When TMJ problems start with a physical trauma, these injuries may also harm other areas as well. For example, the teeth, the cervical spine, or even facial sensory nerves may also suffer damage. Pain Pie Two includes layers of pain that are caused by traumatic damage to structures other than the TMJs. Hence, trauma to the jaw may injure the teeth and sensitivity or swelling may occur within individual or multiple teeth. Both the cervical spine and the TMJ may be damaged in a whiplash trauma, and headaches could then develop from one or both regions. Likewise neuralgia pain may develop in sensory nerves that lie outside of the TMJ. This type of pain can include dental and trigeminal neuralgias. The key point about Pain Pie Two is that these layers must be diagnosed and treated separately from Pain Pie One. Patients with layers from Pain Pies One and Two generally are more complex to manage.
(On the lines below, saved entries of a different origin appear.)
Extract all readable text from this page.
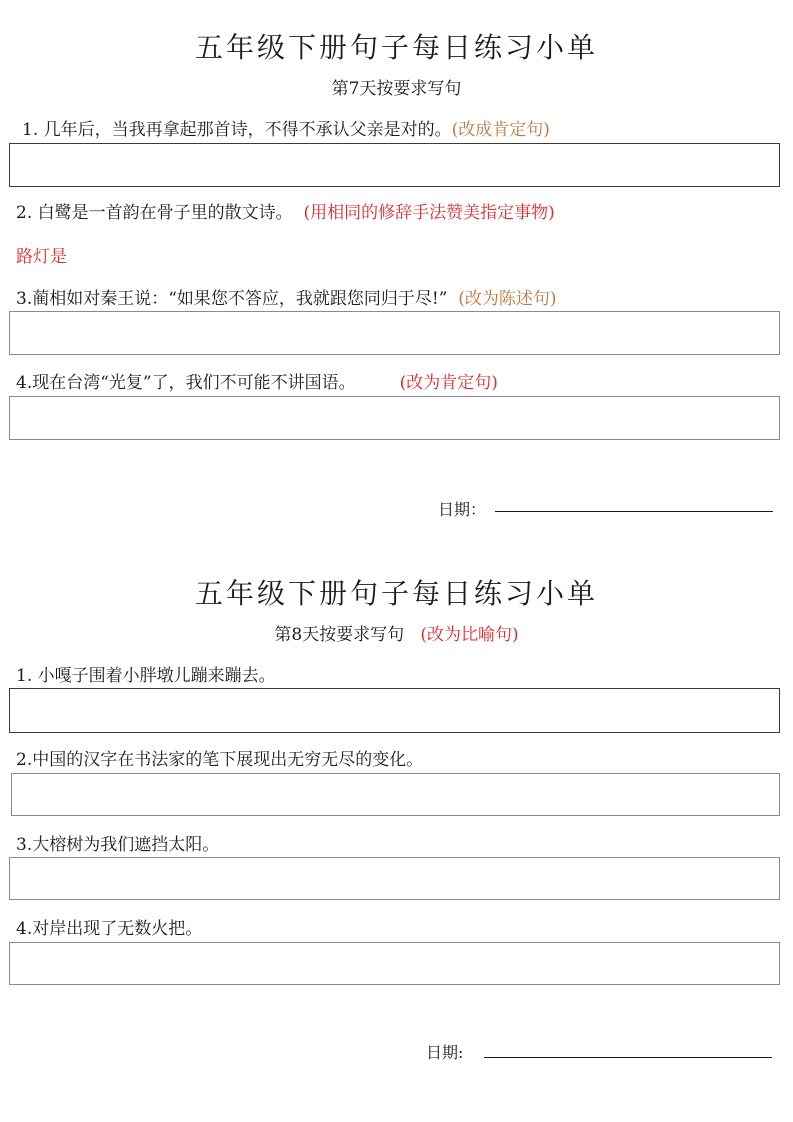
五年级下册句子每日练习小单
第7天按要求写句
1. 几年后，当我再拿起那首诗，不得不承认父亲是对的。(改成肯定句)
2. 白鹭是一首韵在骨子里的散文诗。 (用相同的修辞手法赞美指定事物)
路灯是
3.蔺相如对秦王说：“如果您不答应，我就跟您同归于尽!” (改为陈述句)
4.现在台湾“光复”了，我们不可能不讲国语。	(改为肯定句)
日期：
五年级下册句子每日练习小单
第8天按要求写句 (改为比喻句)
1. 小嘎子围着小胖墩儿蹦来蹦去。
2.中国的汉字在书法家的笔下展现出无穷无尽的变化。
3.大榕树为我们遮挡太阳。
4.对岸出现了无数火把。
日期:
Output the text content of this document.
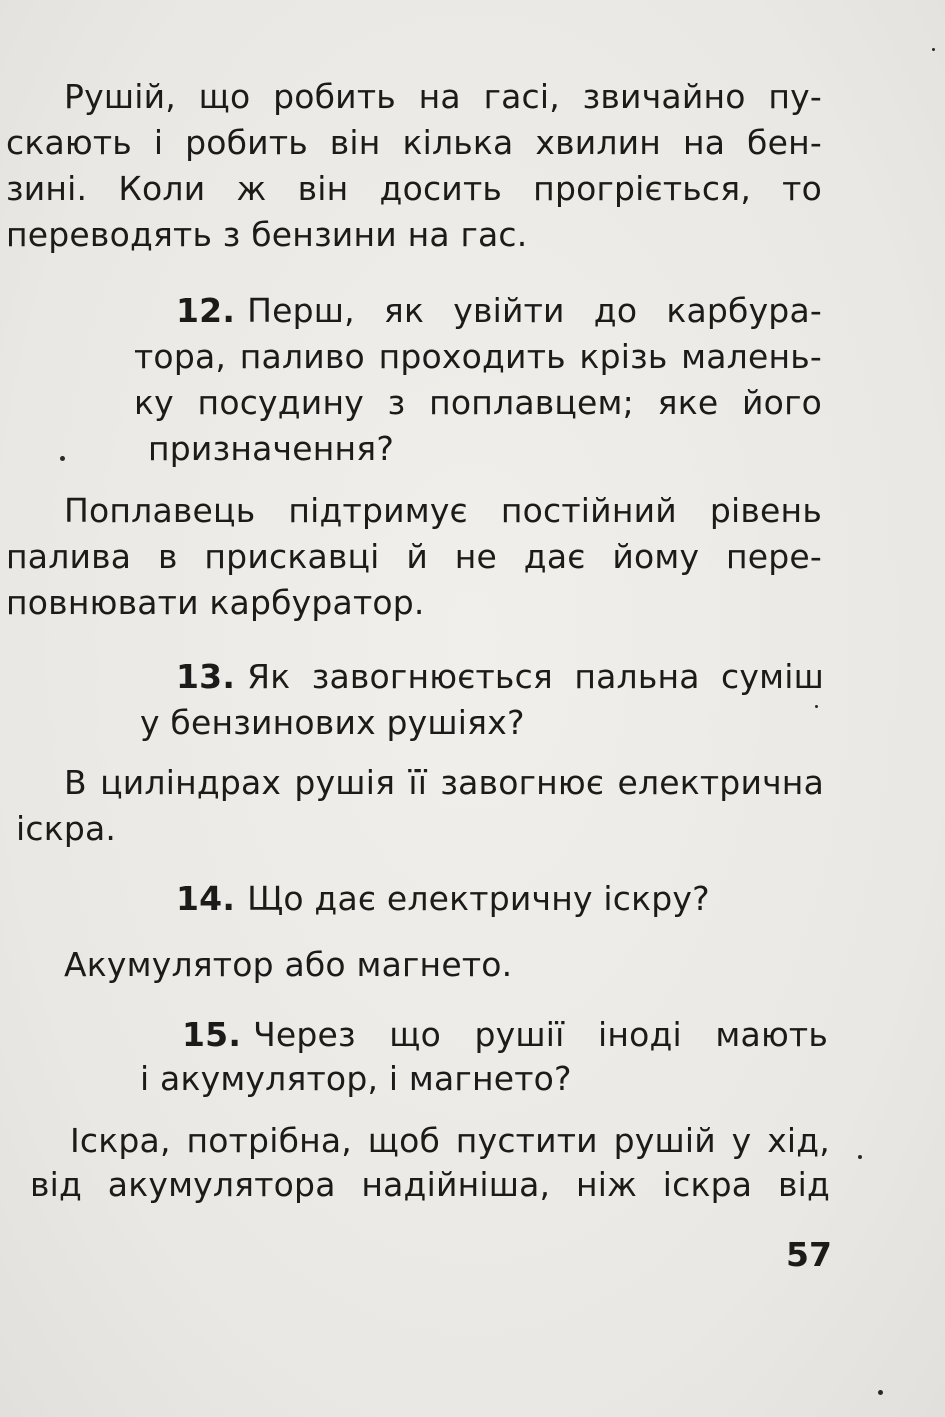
Рушій, що робить на гасі, звичайно пу-

скають і робить він кілька хвилин на бен-

зині. Коли ж він досить прогріється, то

переводять з бензини на гас.

12. Перш, як увійти до карбура-

тора, паливо проходить крізь малень-

ку посудину з поплавцем; яке його

призначення?

Поплавець підтримує постійний рівень

палива в прискавці й не дає йому пере-

повнювати карбуратор.

13. Як завогнюється пальна суміш

у бензинових рушіях?

В циліндрах рушія її завогнює електрична

іскра.

14. Що дає електричну іскру?

Акумулятор або магнето.

15. Через що рушії іноді мають

і акумулятор, і магнето?

Іскра, потрібна, щоб пустити рушій у хід,

від акумулятора надійніша, ніж іскра від

57
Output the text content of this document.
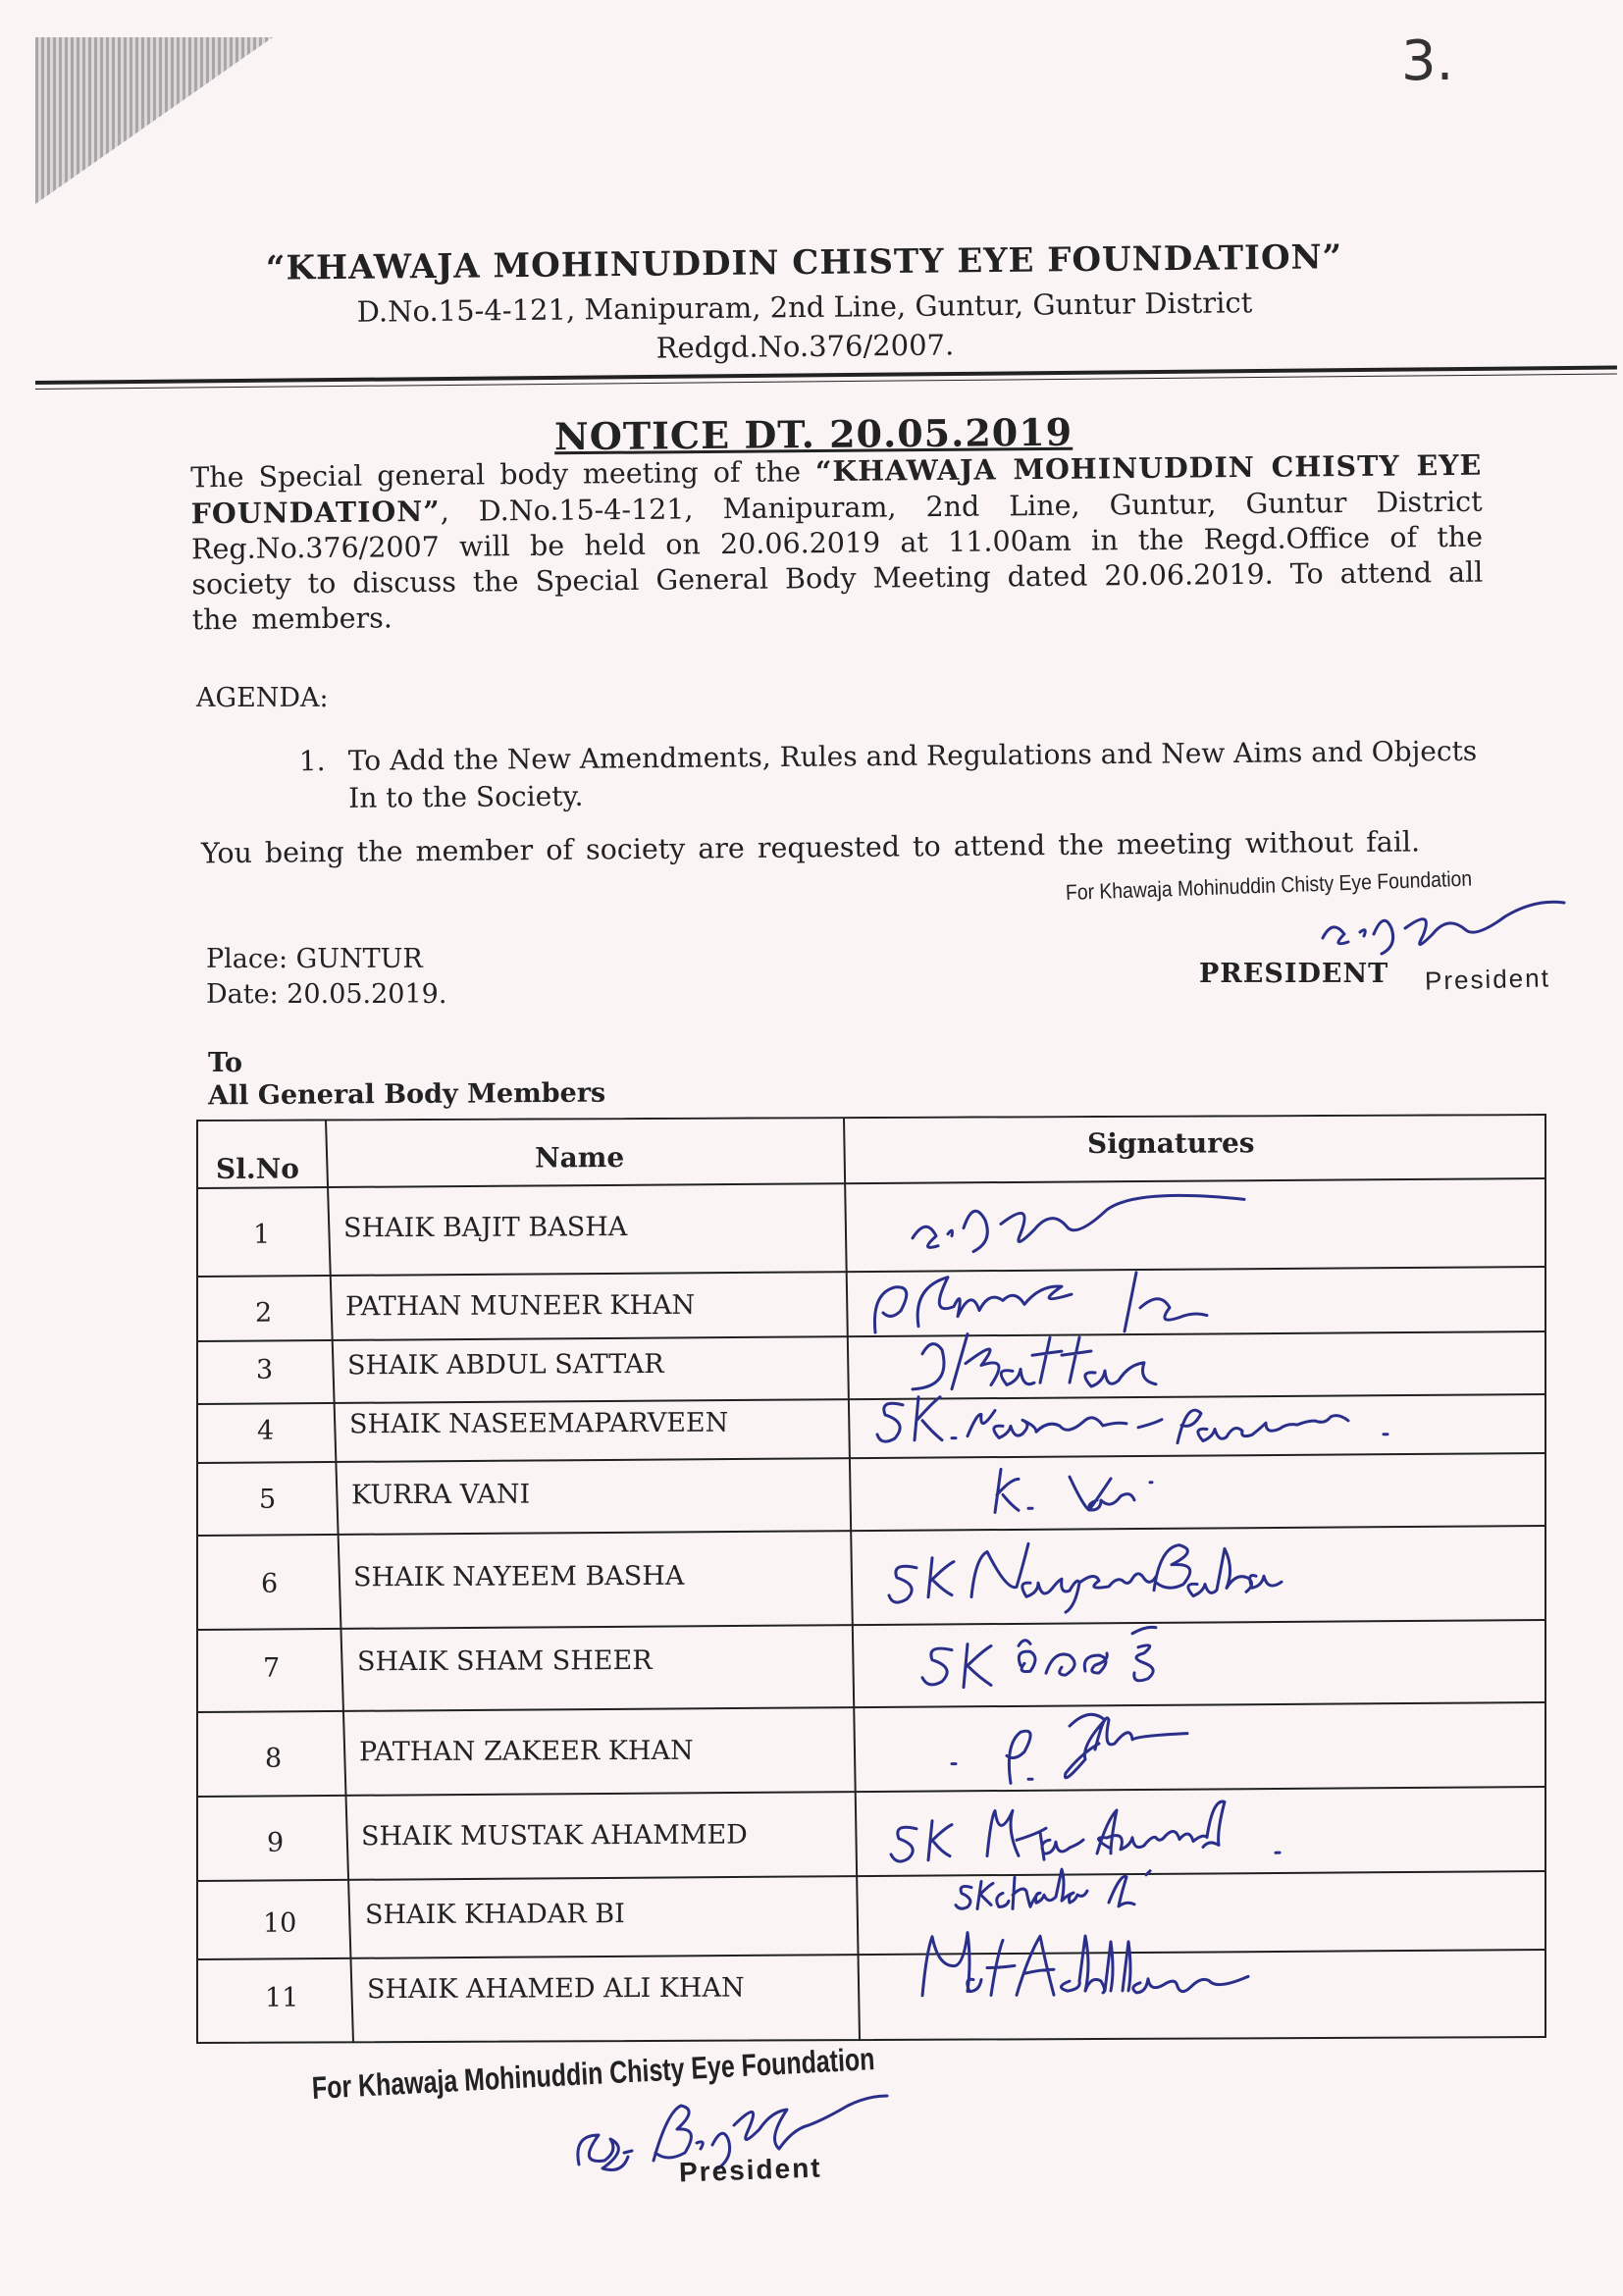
3.
“KHAWAJA MOHINUDDIN CHISTY EYE FOUNDATION”
D.No.15-4-121, Manipuram, 2nd Line, Guntur, Guntur District
Redgd.No.376/2007.
NOTICE DT. 20.05.2019
The Special general body meeting of the “KHAWAJA MOHINUDDIN CHISTY EYE FOUNDATION”, D.No.15-4-121, Manipuram, 2nd Line, Guntur, Guntur District Reg.No.376/2007 will be held on 20.06.2019 at 11.00am in the Regd.Office of the society to discuss the Special General Body Meeting dated 20.06.2019. To attend all the members.
AGENDA:
1. To Add the New Amendments, Rules and Regulations and New Aims and Objects In to the Society.
You being the member of society are requested to attend the meeting without fail.
Place: GUNTUR
Date: 20.05.2019.
For Khawaja Mohinuddin Chisty Eye Foundation
PRESIDENT President
To
All General Body Members
Sl.No	Name	Signatures
1	SHAIK BAJIT BASHA
2	PATHAN MUNEER KHAN
3	SHAIK ABDUL SATTAR
4	SHAIK NASEEMAPARVEEN
5	KURRA VANI
6	SHAIK NAYEEM BASHA
7	SHAIK SHAM SHEER
8	PATHAN ZAKEER KHAN
9	SHAIK MUSTAK AHAMMED
10	SHAIK KHADAR BI
11	SHAIK AHAMED ALI KHAN
For Khawaja Mohinuddin Chisty Eye Foundation
President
For the more unfortunate patients there is development of pain that is exacerbated or caused by other sources of injury or pain. These layers form Pain Pie Three. Conditions such as fibromyalgia, secondary migraine, and reflex sympathetic dystrophy may develop if the layers in Pain Pie One and Pain Pie Two are not appropriately addressed. Keep in mind that these layers occur because of failed pain management of the pain layers of the first and second pies, and if not treated appropriately early, then these most debilitating Pain Pie Three layers may become more dominant. Patients with any of the three conditions in Pain Pie Three may become worse either with or without TMJ management. The layers in Pain Pie Three require their own separate management.

As you can see there is significant variability from one TMD patient to the next. Some patients may have more bite changes and less pain while others may have simpler joint injury but more complicated pain layering. The bottom line is that all three components have to be completely diagnosed to know where each patient fits in this highly variable disease. Likewise, when pain is present it can be divided into individual layers that may be more amenable to treatment.